Trump aprovechó para criticar duramente a sus predecesores, acusándoles de no haber protegido adecuadamente a la nación. “Nuestros líderes se dedicaron a desarrollar otros países, en vez de velar por nuestro propio país”, aseguró el mandatario, señalando como prueba que la economía marcha bien y vaticinando que bajo su gobierno mejorará aun más.

Insistió en que primero hay que reconocer “los errores del pasado para colocar a Estados Unidos en el lugar que merece”, y enfatizó la necesidad de “crear fronteras”, “proteger la patria” e incluir un plan económico internacional que defienda también sus intereses.
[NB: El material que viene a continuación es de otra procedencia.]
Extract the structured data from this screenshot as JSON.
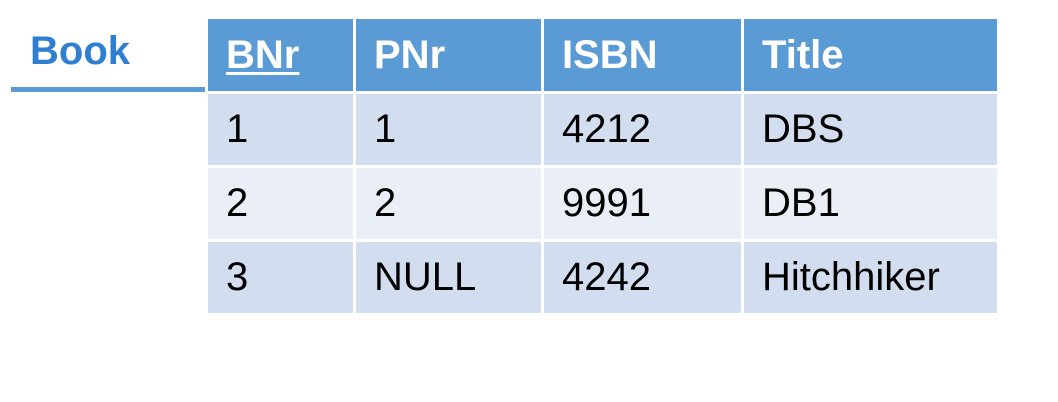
{
  "relation": {
    "name": "Book",
    "primary_key": "BNr",
    "columns": [
      "BNr",
      "PNr",
      "ISBN",
      "Title"
    ],
    "rows": [
      [
        "1",
        "1",
        "4212",
        "DBS"
      ],
      [
        "2",
        "2",
        "9991",
        "DB1"
      ],
      [
        "3",
        "NULL",
        "4242",
        "Hitchhiker"
      ]
    ]
  },
  "colors": {
    "label_text": "#2e7fd2",
    "header_background": "#5b9bd5",
    "header_text": "#ffffff",
    "row_band_dark": "#d2deef",
    "row_band_light": "#e9eef7"
  }
}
En la nueva estrategia de seguridad nacional, Trump identificó además como temas prioritarios varios de los que utilizó durante su campaña electoral, como la construcción de un muro a lo largo de la frontera con México. “Una nación sin fronteras no es una nación, una nación que no protege la prosperidad en el país no puede proteger sus intereses en el extranjero”, justificó, para enfatizar luego que “una nación que no está preparada para ganar una guerra es una nación que no es capaz de prevenir una guerra”.

Durante su discurso Trump condenó los recortes presupuestarios en materia de defensa experimentados en los últimos años: “Nos defenderemos a nosotros mismos y a nuestro país como nunca antes lo hicimos”, afirmó.

También invitó a los países americanos a sumarse a la iniciativa de “aislar a gobiernos que rehúsen actuar como socios responsables para el avance de la paz y la prosperidad”. “Los Estados democráticos del hemisferio tienen un interés compartido en confrontar amenazas a su seguridad”, sostiene el documento.

El presidente estadounidense vislumbra a las naciones en constante competencia, y sus políticas revierten las de gobiernos anteriores sobre cambio climático. Asevera que Estados Unidos se defenderá unilateralmente, aún si ello perjudica acuerdos que se han forjado con otros países y que han sido pilares de la política internacional desde la Guerra Fría.

La estrategia subraya la necesidad de adelantar una reforma para promover la migración a Estados Unidos por méritos profesionales y no vínculos familiares.

El plan del presidente republicano, que podría alterar significativamente las relaciones internacionales de Estados Unidos de implementarse completamente, tiene cuatro pilares: proteger el territorio, promover la prosperidad estadounidense, demostrar paz a través de la fuerza y promover la influencia estadounidense en un mundo competitivo.

El planteo de Trump es sumamente diferente al de su antecesor, Barack Obama, quien en 2015 había calificó al calentamiento global como “una amenaza creciente y urgente contra nuestra seguridad nacional”.

La estrategia actual no menciona ese tema, y de hecho Trump ha pedido que Estados Unidos abandone el Acuerdo de París que se enfoca en reducir las emisiones de gases de efecto invernadero. En este sentido sólo dice que Estados Unidos “debe dominar en el área del desarrollo de combustibles” y se debe “reconocer la importancia de ser líder en la defensa del medio ambiente”.